Aux leitmotiv "ce ne doit pas être l'ours qui justifie le soutien au pastoralisme de montagne" et "on ne veut pas l'argent de l'ours" ou encore "si tu prends les aides de l'environnement, c'est que tu collabores et que tu es pour l'ours", l'Etat a légitimement répondu par deux plans séparés, l'un plus tourné vers l'environnement, et l'autre vers l'élevage de montagne.

Source : "Évaluation à mi-parcours du plan de restauration et de conservation de l'ours brun dans les Pyrénées françaises 2006-2009" et "Évaluation  ab initio du plan de soutien à l'économie agro-sylvo-pastorale pyrénéenne 2006-2013".

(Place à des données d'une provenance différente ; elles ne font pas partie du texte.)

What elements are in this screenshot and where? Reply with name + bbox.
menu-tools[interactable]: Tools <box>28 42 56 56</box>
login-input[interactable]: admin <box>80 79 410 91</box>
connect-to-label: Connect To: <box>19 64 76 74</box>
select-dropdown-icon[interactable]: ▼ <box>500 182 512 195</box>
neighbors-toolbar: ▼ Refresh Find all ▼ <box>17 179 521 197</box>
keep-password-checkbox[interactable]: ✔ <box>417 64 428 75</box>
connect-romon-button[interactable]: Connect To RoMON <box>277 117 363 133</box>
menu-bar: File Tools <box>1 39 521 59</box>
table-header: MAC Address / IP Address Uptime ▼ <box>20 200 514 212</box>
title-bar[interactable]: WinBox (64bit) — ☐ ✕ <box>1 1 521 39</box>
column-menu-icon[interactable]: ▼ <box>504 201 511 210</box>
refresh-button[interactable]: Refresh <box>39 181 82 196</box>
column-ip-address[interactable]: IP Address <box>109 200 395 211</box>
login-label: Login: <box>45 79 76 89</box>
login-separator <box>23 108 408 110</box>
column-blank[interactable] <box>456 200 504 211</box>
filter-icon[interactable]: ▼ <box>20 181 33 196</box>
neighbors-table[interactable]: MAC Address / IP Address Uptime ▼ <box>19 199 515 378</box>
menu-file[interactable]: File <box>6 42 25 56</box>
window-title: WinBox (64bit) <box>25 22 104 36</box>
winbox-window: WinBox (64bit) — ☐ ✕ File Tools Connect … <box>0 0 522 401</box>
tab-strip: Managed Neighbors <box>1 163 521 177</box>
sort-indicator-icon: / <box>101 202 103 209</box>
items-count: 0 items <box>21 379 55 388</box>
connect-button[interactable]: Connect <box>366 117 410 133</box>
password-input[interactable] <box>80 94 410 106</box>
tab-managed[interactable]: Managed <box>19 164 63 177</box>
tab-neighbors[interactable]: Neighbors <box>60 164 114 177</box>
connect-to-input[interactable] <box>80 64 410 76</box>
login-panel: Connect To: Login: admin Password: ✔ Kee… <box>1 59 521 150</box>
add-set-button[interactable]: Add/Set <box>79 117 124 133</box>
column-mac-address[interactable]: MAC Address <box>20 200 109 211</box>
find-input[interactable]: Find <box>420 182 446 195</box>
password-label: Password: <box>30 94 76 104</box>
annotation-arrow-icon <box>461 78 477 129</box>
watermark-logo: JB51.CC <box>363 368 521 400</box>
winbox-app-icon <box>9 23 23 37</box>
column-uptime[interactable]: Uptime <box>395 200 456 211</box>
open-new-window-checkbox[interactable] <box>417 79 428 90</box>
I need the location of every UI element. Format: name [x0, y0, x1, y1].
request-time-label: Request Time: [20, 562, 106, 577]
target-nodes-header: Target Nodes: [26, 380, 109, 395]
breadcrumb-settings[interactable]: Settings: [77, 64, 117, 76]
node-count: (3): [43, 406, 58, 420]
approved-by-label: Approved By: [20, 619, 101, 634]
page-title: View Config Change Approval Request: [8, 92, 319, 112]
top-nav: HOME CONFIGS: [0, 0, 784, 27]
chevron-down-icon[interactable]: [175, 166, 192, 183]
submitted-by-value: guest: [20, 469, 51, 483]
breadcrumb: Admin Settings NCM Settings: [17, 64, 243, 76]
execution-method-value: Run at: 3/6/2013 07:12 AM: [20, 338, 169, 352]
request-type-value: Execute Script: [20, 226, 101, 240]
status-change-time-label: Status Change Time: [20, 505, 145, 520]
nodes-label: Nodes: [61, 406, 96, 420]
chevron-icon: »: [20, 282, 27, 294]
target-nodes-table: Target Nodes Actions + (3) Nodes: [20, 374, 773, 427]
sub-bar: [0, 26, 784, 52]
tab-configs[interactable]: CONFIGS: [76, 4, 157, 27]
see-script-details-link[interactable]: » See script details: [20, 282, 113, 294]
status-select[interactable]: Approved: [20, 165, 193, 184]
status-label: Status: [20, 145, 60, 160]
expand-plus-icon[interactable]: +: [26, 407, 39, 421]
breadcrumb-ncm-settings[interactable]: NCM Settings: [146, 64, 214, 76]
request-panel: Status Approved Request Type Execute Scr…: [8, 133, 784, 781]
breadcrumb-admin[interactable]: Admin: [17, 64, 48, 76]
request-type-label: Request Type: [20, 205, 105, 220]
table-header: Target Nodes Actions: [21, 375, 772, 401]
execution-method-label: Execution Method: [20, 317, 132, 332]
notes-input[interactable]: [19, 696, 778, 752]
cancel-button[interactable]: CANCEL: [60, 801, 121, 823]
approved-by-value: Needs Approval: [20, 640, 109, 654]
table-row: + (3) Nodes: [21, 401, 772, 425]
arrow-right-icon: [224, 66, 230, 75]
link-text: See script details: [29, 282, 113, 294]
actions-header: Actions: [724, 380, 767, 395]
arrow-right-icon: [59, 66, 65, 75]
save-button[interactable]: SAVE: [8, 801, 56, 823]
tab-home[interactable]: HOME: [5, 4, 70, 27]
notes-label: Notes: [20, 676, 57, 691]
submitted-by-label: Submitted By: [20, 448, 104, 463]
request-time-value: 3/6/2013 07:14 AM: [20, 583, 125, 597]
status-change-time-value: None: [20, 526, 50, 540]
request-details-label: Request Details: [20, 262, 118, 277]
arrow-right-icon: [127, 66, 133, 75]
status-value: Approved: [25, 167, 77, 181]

Commentaires de la Buvette

Les éleveurs voulaient séparer le volet ours du volet agricole pour ne plus avoir à recevoir "l'argent sâle" de l'ours. C'est chose faite. Ils ont obtenus satisfaction. Les aides glissent du ministère de l'écologie à celui de l'agriculture

Cela ne change rien au fait que le buget de la réintroduction de l'ours arrose largement le secteur du pastoralisme, ce qui était dérangeant pour leur amour propre. Maintenant, c'est le ministère de l'agriculture qui va jouer; et dans celui-là, ils sont mieux introduits; plus besoin de faire passer des maladies dues à un manque de soin pour des prédations. Le manikéisme va t-il prendre fin? A voir.